A new wave of experimental cancer drugs that directly recruit the immune system's powerful T cells could begin reaching patients next year, according to companies presenting new data at the annual meeting of the American Society of Clinical Oncology.
In interviews with Reuters, Kite Pharma Inc and Juno Therapeutics Inc both said they could receive initial regulatory approvals next year for a type of immunotherapy treatment known as chimeric antigen receptor T-cell (CAR-T) therapies.
CAR-T therapies involve a complicated process of extracting immune system T cells from an individual patient, altering their DNA to sharpen their ability to spot and kill cancer cells, and infusing them back into the same patient.
The technique is being tested against a range of different cancer types, but first in blood cancers.

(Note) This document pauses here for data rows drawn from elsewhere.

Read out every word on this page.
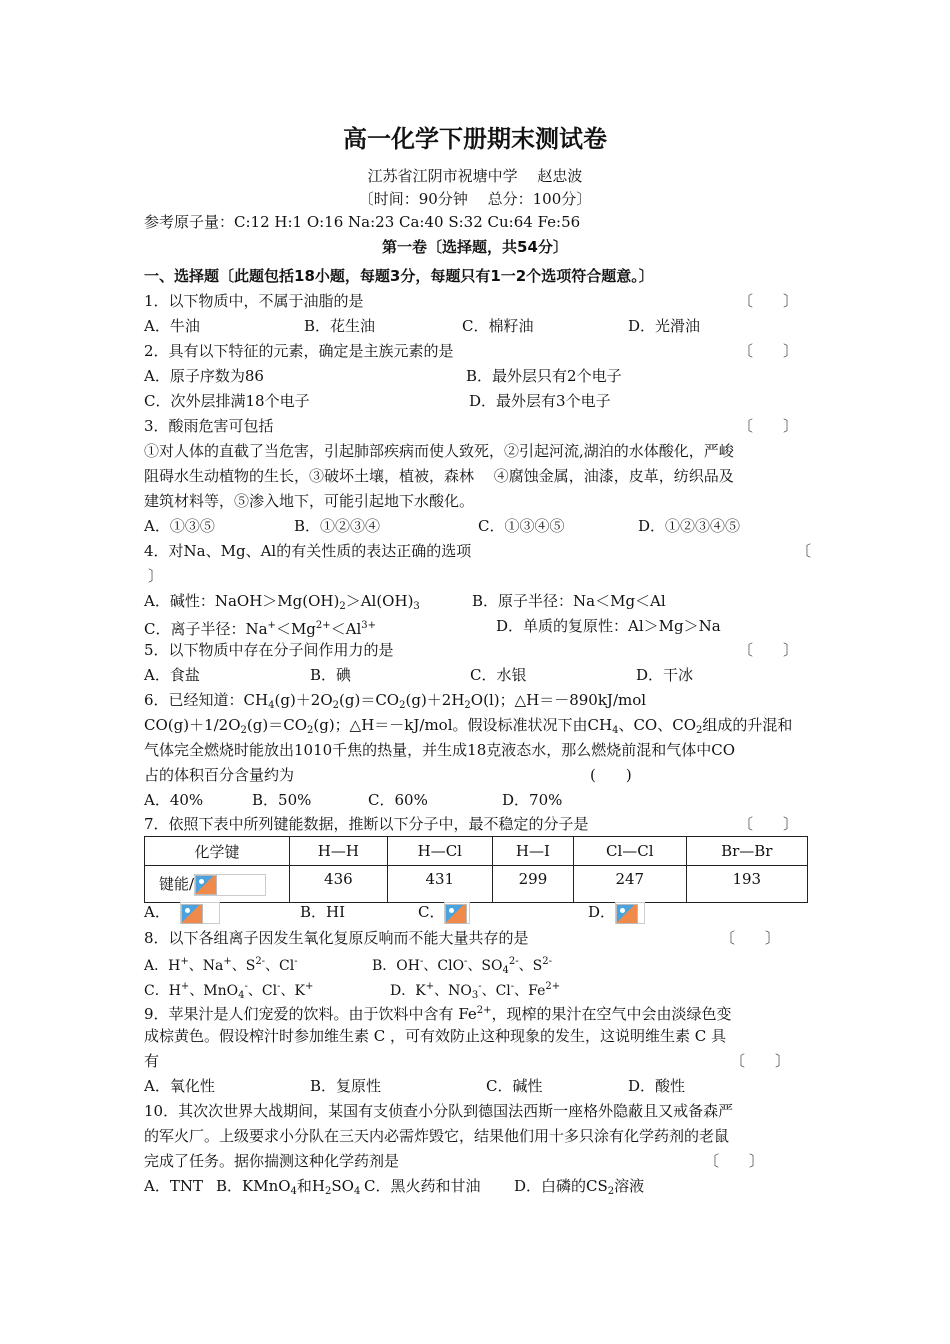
高一化学下册期末测试卷
江苏省江阴市祝塘中学　 赵忠波
〔时间：90分钟　 总分：100分〕
参考原子量：C:12 H:1 O:16 Na:23 Ca:40 S:32 Cu:64 Fe:56
第一卷〔选择题，共54分〕
一、选择题〔此题包括18小题，每题3分，每题只有1一2个选项符合题意。〕
1．以下物质中，不属于油脂的是	〔　　〕
A．牛油	B．花生油	C．棉籽油	D．光滑油
2．具有以下特征的元素，确定是主族元素的是	〔　　〕
A．原子序数为86	B．最外层只有2个电子
C．次外层排满18个电子	D．最外层有3个电子
3．酸雨危害可包括	〔　　〕
①对人体的直截了当危害，引起肺部疾病而使人致死，②引起河流,湖泊的水体酸化，严峻
阻碍水生动植物的生长，③破坏土壤，植被，森林　 ④腐蚀金属，油漆，皮革，纺织品及
建筑材料等，⑤渗入地下，可能引起地下水酸化。
A．①③⑤	B．①②③④	C．①③④⑤	D．①②③④⑤
4．对Na、Mg、Al的有关性质的表达正确的选项	〔
〕
A．碱性：$NaOH>Mg(OH)_2>Al(OH)_3$	B．原子半径：Na＜Mg＜Al
C．离子半径：$Na^+<Mg^{2+}<Al^{3+}$	D．单质的复原性：Al＞Mg＞Na
5．以下物质中存在分子间作用力的是	〔　　〕
A．食盐	B．碘	C．水银	D．干冰
6．已经知道：$CH_4(g)+2O_2(g)=CO_2(g)+2H_2O(l)$；△H＝－890kJ/mol
$CO(g)+1/2O_2(g)=CO_2(g)$；△H＝－kJ/mol。假设标准状况下由$CH_4$、CO、$CO_2$组成的升混和
气体完全燃烧时能放出1010千焦的热量，并生成18克液态水，那么燃烧前混和气体中CO
占的体积百分含量约为	(　　)
A．40%	B．50%	C．60%	D．70%
7．依照下表中所列键能数据，推断以下分子中，最不稳定的分子是	〔　　〕
化学键	H—H	H—Cl	H—I	Cl—Cl	Br—Br
键能/	436	431	299	247	193
A．	B．HI	C．	D．
8．以下各组离子因发生氧化复原反响而不能大量共存的是	〔　　〕
A．H+、Na+、$S^{2-}$、Cl-	B．OH-、ClO-、$SO_4^{2-}$、$S^{2-}$
C．H+、MnO$_4$-、Cl-、K+	D．K+、$NO_3^-$、Cl-、$Fe^{2+}$
9．苹果汁是人们宠爱的饮料。由于饮料中含有 $Fe^{2+}$，现榨的果汁在空气中会由淡绿色变
成棕黄色。假设榨汁时参加维生素 C ，可有效防止这种现象的发生，这说明维生素 C 具
有	〔　　〕
A．氧化性	B．复原性	C．碱性	D．酸性
10．其次次世界大战期间，某国有支侦查小分队到德国法西斯一座格外隐蔽且又戒备森严
的军火厂。上级要求小分队在三天内必需炸毁它，结果他们用十多只涂有化学药剂的老鼠
完成了任务。据你揣测这种化学药剂是	〔　　〕
A．TNT B．KMnO$_4$和$H_2SO_4$ C．黑火药和甘油 D．白磷的$CS_2$溶液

Kite aims to file this year for U.S. Food and Drug Administration approval of its therapy, KTE-C19, for patients with diffuse large B-cell lymphoma (DLBCL), according to Chief Medical Officer David Chang.

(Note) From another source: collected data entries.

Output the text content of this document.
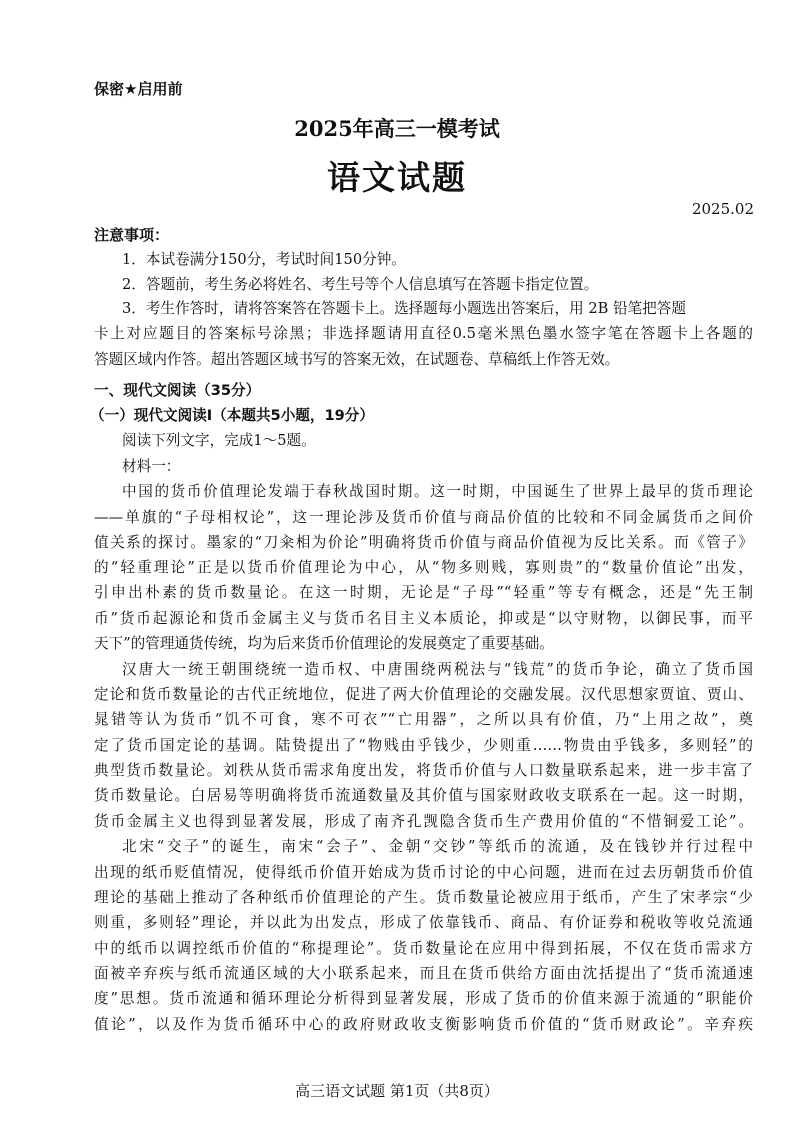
保密★启用前
2025年高三一模考试
语文试题
2025.02
注意事项：
1．本试卷满分150分，考试时间150分钟。
2．答题前，考生务必将姓名、考生号等个人信息填写在答题卡指定位置。
3．考生作答时，请将答案答在答题卡上。选择题每小题选出答案后，用 2B 铅笔把答题
卡上对应题目的答案标号涂黑；非选择题请用直径0.5毫米黑色墨水签字笔在答题卡上各题的
答题区域内作答。超出答题区域书写的答案无效，在试题卷、草稿纸上作答无效。
一、现代文阅读（35分）
（一）现代文阅读Ⅰ（本题共5小题，19分）
阅读下列文字，完成1～5题。
材料一：
中国的货币价值理论发端于春秋战国时期。这一时期，中国诞生了世界上最早的货币理论
——单旗的“子母相权论”，这一理论涉及货币价值与商品价值的比较和不同金属货币之间价
值关系的探讨。墨家的“刀籴相为价论”明确将货币价值与商品价值视为反比关系。而《管子》
的“轻重理论”正是以货币价值理论为中心，从“物多则贱，寡则贵”的“数量价值论”出发，
引申出朴素的货币数量论。在这一时期，无论是“子母”“轻重”等专有概念，还是“先王制
币”货币起源论和货币金属主义与货币名目主义本质论，抑或是“以守财物，以御民事，而平
天下”的管理通货传统，均为后来货币价值理论的发展奠定了重要基础。
汉唐大一统王朝围绕统一造币权、中唐围绕两税法与“钱荒”的货币争论，确立了货币国
定论和货币数量论的古代正统地位，促进了两大价值理论的交融发展。汉代思想家贾谊、贾山、
晁错等认为货币“饥不可食，寒不可衣”“亡用器”，之所以具有价值，乃“上用之故”，奠
定了货币国定论的基调。陆贽提出了“物贱由乎钱少，少则重……物贵由乎钱多，多则轻”的
典型货币数量论。刘秩从货币需求角度出发，将货币价值与人口数量联系起来，进一步丰富了
货币数量论。白居易等明确将货币流通数量及其价值与国家财政收支联系在一起。这一时期，
货币金属主义也得到显著发展，形成了南齐孔觊隐含货币生产费用价值的“不惜铜爱工论”。
北宋“交子”的诞生，南宋“会子”、金朝“交钞”等纸币的流通，及在钱钞并行过程中
出现的纸币贬值情况，使得纸币价值开始成为货币讨论的中心问题，进而在过去历朝货币价值
理论的基础上推动了各种纸币价值理论的产生。货币数量论被应用于纸币，产生了宋孝宗“少
则重，多则轻”理论，并以此为出发点，形成了依靠钱币、商品、有价证券和税收等收兑流通
中的纸币以调控纸币价值的“称提理论”。货币数量论在应用中得到拓展，不仅在货币需求方
面被辛弃疾与纸币流通区域的大小联系起来，而且在货币供给方面由沈括提出了“货币流通速
度”思想。货币流通和循环理论分析得到显著发展，形成了货币的价值来源于流通的“职能价
值论”，以及作为货币循环中心的政府财政收支衡影响货币价值的“货币财政论”。辛弃疾
高三语文试题 第1页（共8页）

Juno Chief Executive Officer Hans Bishop said adult patients with acute lymphoblastic leukemia (ALL) are now being enrolled in a mid-stage trial of the company's most advanced product, JCAR015, that "we believe will support accelerated approval." He said JCAR015 "could be approved as soon as 2017."
Data presented on Saturday showed that 77 percent of patients with advanced ALL achieved a "complete response," meaning cancer remission, when treated with chemotherapy followed by Juno's cell therapy. For the trial patients with minimal disease, 90 percent achieved remission, researchers said.

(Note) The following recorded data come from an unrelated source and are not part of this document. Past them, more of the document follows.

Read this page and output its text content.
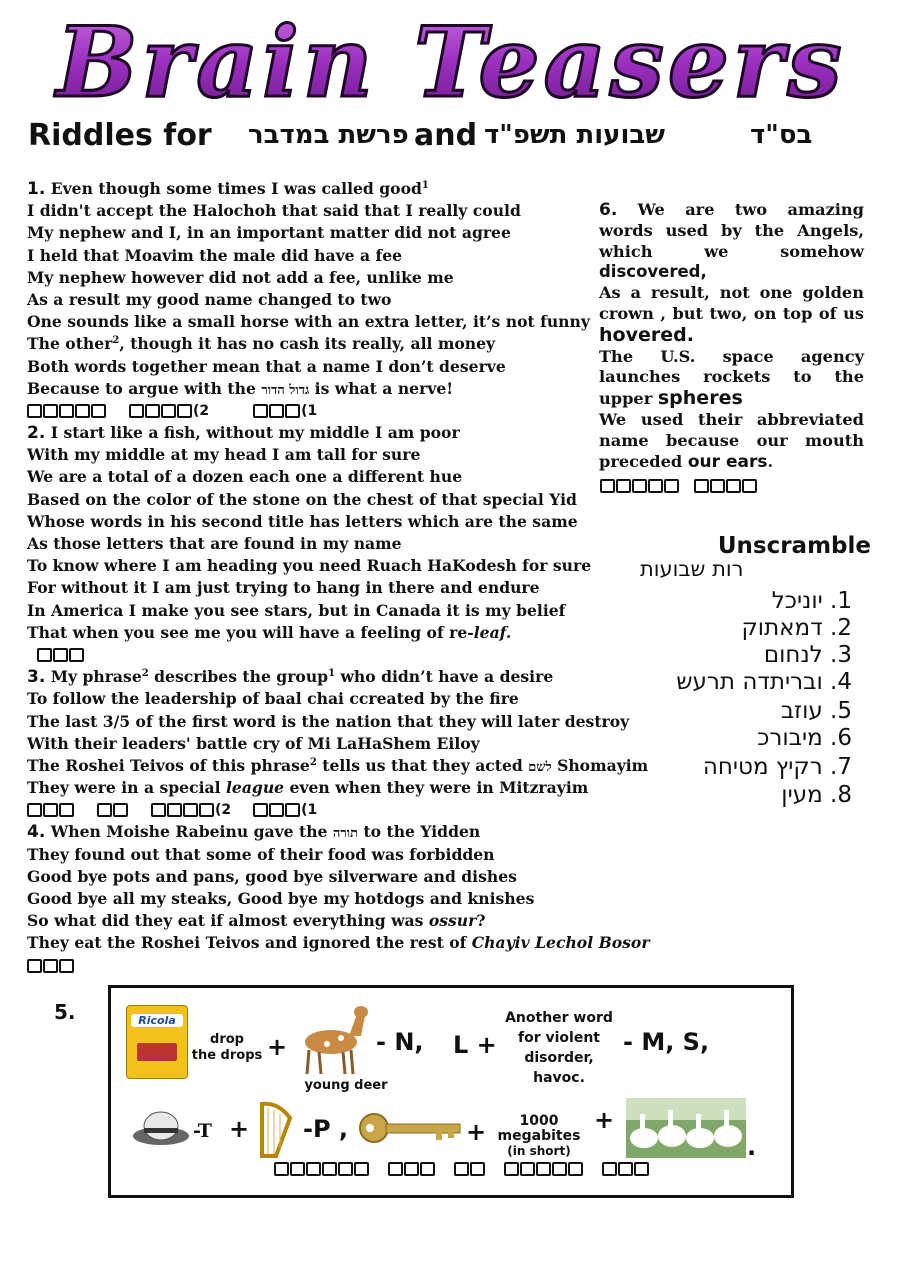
Brain Teasers
Riddles for פרשת במדבר and שבועות תשפ"ד	בס"ד
1. Even though some times I was called good$^1$
I didn't accept the Halochoh that said that I really could
My nephew and I, in an important matter did not agree
I held that Moavim the male did have a fee
My nephew however did not add a fee, unlike me
As a result my good name changed to two
One sounds like a small horse with an extra letter, it’s not funny
The other$^2$, though it has no cash its really, all money
Both words together mean that a name I don’t deserve
Because to argue with the גדול הדור is what a nerve!
(2	(1
2. I start like a fish, without my middle I am poor
With my middle at my head I am tall for sure
We are a total of a dozen each one a different hue
Based on the color of the stone on the chest of that special Yid
Whose words in his second title has letters which are the same
As those letters that are found in my name
To know where I am heading you need Ruach HaKodesh for sure
For without it I am just trying to hang in there and endure
In America I make you see stars, but in Canada it is my belief
That when you see me you will have a feeling of re-leaf.
3. My phrase$^2$ describes the group$^1$ who didn’t have a desire
To follow the leadership of baal chai ccreated by the fire
The last 3/5 of the first word is the nation that they will later destroy
With their leaders' battle cry of Mi LaHaShem Eiloy
The Roshei Teivos of this phrase$^2$ tells us that they acted לשם Shomayim
They were in a special league even when they were in Mitzrayim
(2	(1
4. When Moishe Rabeinu gave the תורה to the Yidden
They found out that some of their food was forbidden
Good bye pots and pans, good bye silverware and dishes
Good bye all my steaks, Good bye my hotdogs and knishes
So what did they eat if almost everything was ossur?
They eat the Roshei Teivos and ignored the rest of Chayiv Lechol Bosor
6. We are two amazing words used by the Angels, which we somehow discovered,
As a result, not one golden crown , but two, on top of us hovered.
The U.S. space agency launches rockets to the upper spheres
We used their abbreviated name because our mouth preceded our ears.
Unscramble
רות שבועות
1. יוניכל
2. דמאתוק
3. לנחום
4. ובריתדה תרעש
5. עוזב
6. מיבורכ
7. רקיץ מטיחה
8. מעין
5.	Ricola
drop
the drops +
young deer
- N, L +
Another word
for violent
disorder,
havoc.
- M, S,
-T + -P ,	+	1000
megabites
(in short)
+
.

Twenty-seven percent of patients in the JCAR15 trial experienced a severe inflammatory response to the altered cells, and 15 percent had serious nervous system side effects.
Bishop said Juno has developed an assay to determine which patients are likely to experience risky side effects, but said the company has not yet disclosed the details.
A separate National Institutes of Health early-stage study involving Kite's CAR-T drug and low-dose chemotherapy included 19 patients with various subtypes of DLBCL. Of those, eight patients achieved remission, five had partial responses, two had stable disease, and four had their cancer get worse. Two trial patients with advanced follicular lymphoma also obtained remissions.
"In the near future, CAR-T cells will likely be a standard therapy for lymphoma," said lead study author James Kochenderfer, an investigator at the National Cancer Institute.
Some patients treated with the still-experimental therapies have remained cancer free, but the jury is out on whether that will continue, or whether they will need new treatment.
"Some of these responses are amazing in patients who would never have responded to anything," said ASCO President Dr Julie Vose. "The question is, is it practical? We are now seeing results for more patients, and longer follow up."
Juno's Bishop said he is certain that the benefit of CAR-T therapies will be shown to outweigh any risks.
"These are patients that are relapsed and refractory. They are going to die of their disease," he said. "We can get 90 to 100 percent of them into remission, and a meaningful percentage of them have durable remission."